Aberrant cortical neurogenesis in a pediatric neuroAIDS model: neurotrophic effects of growth hormone.

OBJECTIVE

To study the effects of HIV-1 and feline immunodeficiency virus (FIV) on neural stem cell viability, together with the neurotrophic properties of growth hormone (GH) in models of pediatric neuroAIDS.

DESIGN AND METHODS

Mouse neural stem cells were infected in vitro with a Sindbis virus vector (SIN-HIVenv) expressing the envelope protein from the brain-derived HIV-1 strain JR-FL using a vector expressing enhanced green fluorescent protein (SIN-EGFP) as control. Cell survival and alterations in expression of neural stem cell markers upon GH treatment was assessed. Neonatal cats were infected with a neurovirulent FIV strain and 6 weeks after infection treated with GH for 6 weeks.
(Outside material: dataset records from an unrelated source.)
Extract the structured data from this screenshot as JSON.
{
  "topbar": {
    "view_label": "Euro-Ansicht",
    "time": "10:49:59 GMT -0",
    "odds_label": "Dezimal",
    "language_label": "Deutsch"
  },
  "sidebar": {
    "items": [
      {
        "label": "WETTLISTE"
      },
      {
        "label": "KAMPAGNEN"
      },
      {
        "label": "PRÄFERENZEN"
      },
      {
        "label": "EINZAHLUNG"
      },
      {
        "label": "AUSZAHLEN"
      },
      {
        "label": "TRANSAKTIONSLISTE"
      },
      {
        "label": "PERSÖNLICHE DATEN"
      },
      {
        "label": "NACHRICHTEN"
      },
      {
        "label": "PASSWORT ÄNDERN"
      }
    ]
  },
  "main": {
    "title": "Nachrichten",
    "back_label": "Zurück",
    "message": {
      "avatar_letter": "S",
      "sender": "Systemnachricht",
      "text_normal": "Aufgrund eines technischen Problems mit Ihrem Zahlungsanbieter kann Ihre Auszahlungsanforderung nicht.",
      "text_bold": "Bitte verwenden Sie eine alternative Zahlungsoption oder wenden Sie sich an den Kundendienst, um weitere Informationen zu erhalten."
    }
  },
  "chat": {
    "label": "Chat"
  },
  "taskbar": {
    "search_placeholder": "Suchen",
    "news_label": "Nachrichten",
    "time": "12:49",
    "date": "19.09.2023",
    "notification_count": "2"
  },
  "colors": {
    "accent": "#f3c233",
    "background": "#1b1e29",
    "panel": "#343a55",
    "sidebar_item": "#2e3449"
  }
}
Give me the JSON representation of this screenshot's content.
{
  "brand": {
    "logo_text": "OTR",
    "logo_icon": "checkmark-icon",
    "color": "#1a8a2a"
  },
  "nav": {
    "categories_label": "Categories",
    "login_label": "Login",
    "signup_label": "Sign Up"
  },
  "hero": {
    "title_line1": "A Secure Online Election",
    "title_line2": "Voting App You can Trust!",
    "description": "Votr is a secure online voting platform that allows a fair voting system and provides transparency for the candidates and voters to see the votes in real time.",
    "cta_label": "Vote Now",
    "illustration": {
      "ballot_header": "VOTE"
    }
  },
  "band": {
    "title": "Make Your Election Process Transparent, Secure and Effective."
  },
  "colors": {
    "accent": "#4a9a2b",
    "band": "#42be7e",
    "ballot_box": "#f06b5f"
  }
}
Twelve weeks post-infection, neural progenitor cell marker expression, neuronal loss and neuroinflammation in brain were examined using real time reverse transcription-PCR and immunohistochemical analyses.

RESULTS

HIV-1 envelope expression in neural stem cells reduced nestin expression (P < 0.05) and induced cell death (P < 0.001), which was blocked by GH. In the frontal cortex of FIV-infected cats neuroinflammation, loss of differentiated neurons (P < 0.01) and aberrant neuronal progenitor cell gene expression (P < 0.05) were observed. FIV envelope expression was detected in neural progenitor and monocytoid cells. GH treatment of FIV-infected animals induced insulin-like growth factor-1 expression in neurons (P < 0.01), enhanced neuronal survival (P < 0.01) and increased nestin expression (P < 0.05). Moreover, improved neurobehavioral performance (P < 0.01) and immunological status (P < 0.001) were observed, among GH-treated animals infected with FIV.

CONCLUSION

GH protects neural stem cells that are susceptible to lentivirus-mediated injury. Thus, GH may be a potential treatment for pediatric neuroAIDS because of its neurotrophic actions.